# Data Science Mathematics
# Markov Chains and Natural Language Generation
# In-Class Activity

Markov Chains are stochastic models that describe a sequence of events in terms of the probabilities of the previous events.

![Markovkate_01.svg.png](attachment:Markovkate_01.svg.png)
In this diagram of a Markov process, E and A represent distinct states.  The numbers represent the probability of the process changing from one state to the other, in the direction of the arrow.  For example, if the process is in state E, there is a 0.3 probability that it stays in state E, and a 0.7 probability chance that it changes to state A.

Markov processes can be used for Natural Language Generation, which is a machine learning technique that can be used to generate coherent sentences thematically similar to a training set of sentences.  In other words, sentences that make sense (i.e., not strings of random words), and that are thematically similar to the training set.

Bodies of text can be modeled as conditional probability chains.  For any given body of text, one can calculate the probability that word Y will follow word X, thus a set of conditional probabilities can be calculated.  Because Markov processes rely on conditional probabilties (recall P(X|Y)...), one can see how they can be use to generate sentences that have a high probability of being realistic and thematically similar to the training body of text.

Python has an interesting library called Markovify that generates sentences from a training set of text.  Become familiar with the library here:

https://github.com/jsvine/markovify

Natural Language Generation has many applications.  For example, it can be used to create bots that generate realistic text.

In this assignment, you will train a Markov model on a set of tweets from known Russian bots that were active during the 2016 Presidential Election.  You will build your own disinformation bot.

1) Import markovify, pickle, and os
    A) You will likely get an error when you run the below that will say it cannot find markovify to fix fot to the command 
    line (xfce) and type: 
    
    `conda install -c conda-forge markovify` if that does not work type `pip install markovify`

In [None]:
import markovify
import pickle
import os

The pickle library is a Python object serialization library.  It allows you to save an artifact ("bit dump") of any Pythonic object for later use.  We will use it to open the training data set, which has already been processed.
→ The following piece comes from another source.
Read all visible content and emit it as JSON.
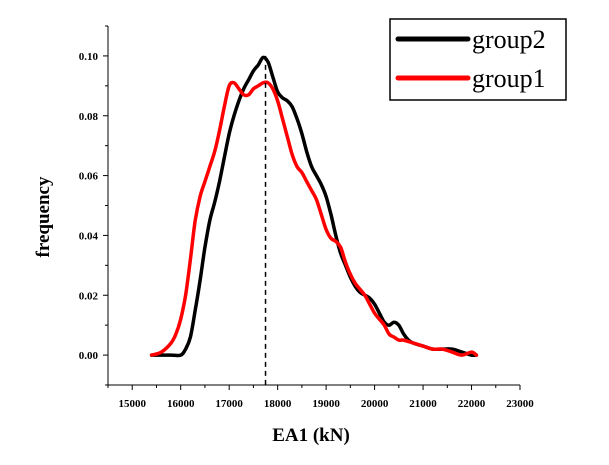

os is an operating system library for directory manipulation.

You should have downloaded the 'training_data_Session_2.pkl' file from GitHub, along with this Jupyter notebook, and saved it to a convenient location.

2) Specify the absolute path of the training data file.

In [None]:
input_path = r'training_data_Session_2.pkl' #If the file is not in the same directory you need to specify your path here

The pickled text object is just a serialized string of tweets.  You will need to import the string to train the markov model.  But first, define a function to open a pickle object.

3) Define open_pickle function and open the training text file

In [None]:
#open pickle file
def open_pickle(pickle_path):
    with open(pickle_path, 'rb') as pickle_file:
        #print(pickle_file)
        object_name = pickle.load(pickle_file, encoding ='utf8')
    return object_name

Now you can open the text file

In [None]:
training_text = open_pickle(input_path)

Next, you need to train you model.  This is easy with Markovify...

4) Train your Markov model

In [None]:
twitter_bot = markovify.Text(training_text)

Tweets are limited to 280 characters or less.  Since we want our bot to generate tweets, we have to limit the length of the generated output to no more than 280 characters.

The following is example code that will print 3 markov-generated sentences of no more than 280 characters:

#Print three randomly-generated sentences of no more than 280 characters
>for i in range(3):
    >>print(twitter_bot.make_short_sentence(280))

5) In the cell below, compose a loop that will generate 10 tweets using your Twitter bot.

Now we should check and see if the generated tweets are similar to the training body of tweets.  Let's split our training body into a list of individual sentences.

6) Generate a list of sentences by splitting the text at each period.

In [None]:
test_tweets = training_text.split('. ')

7) Print the first 10 lines of your training set

In [None]:
for i in range(10):
    print(test_tweets[i])

8) Are your generated tweets similar to the training set?  Why or why not? (Type your answer in a cell below)

9) Do you think your bot would pass a Turing Test?  Why or why not? (Type your answer in a cell below)

***Now upload your file. "git add ." , "git commit -m "second homework"", "git push origin master"

***Then send the link and your written homework to the teacher.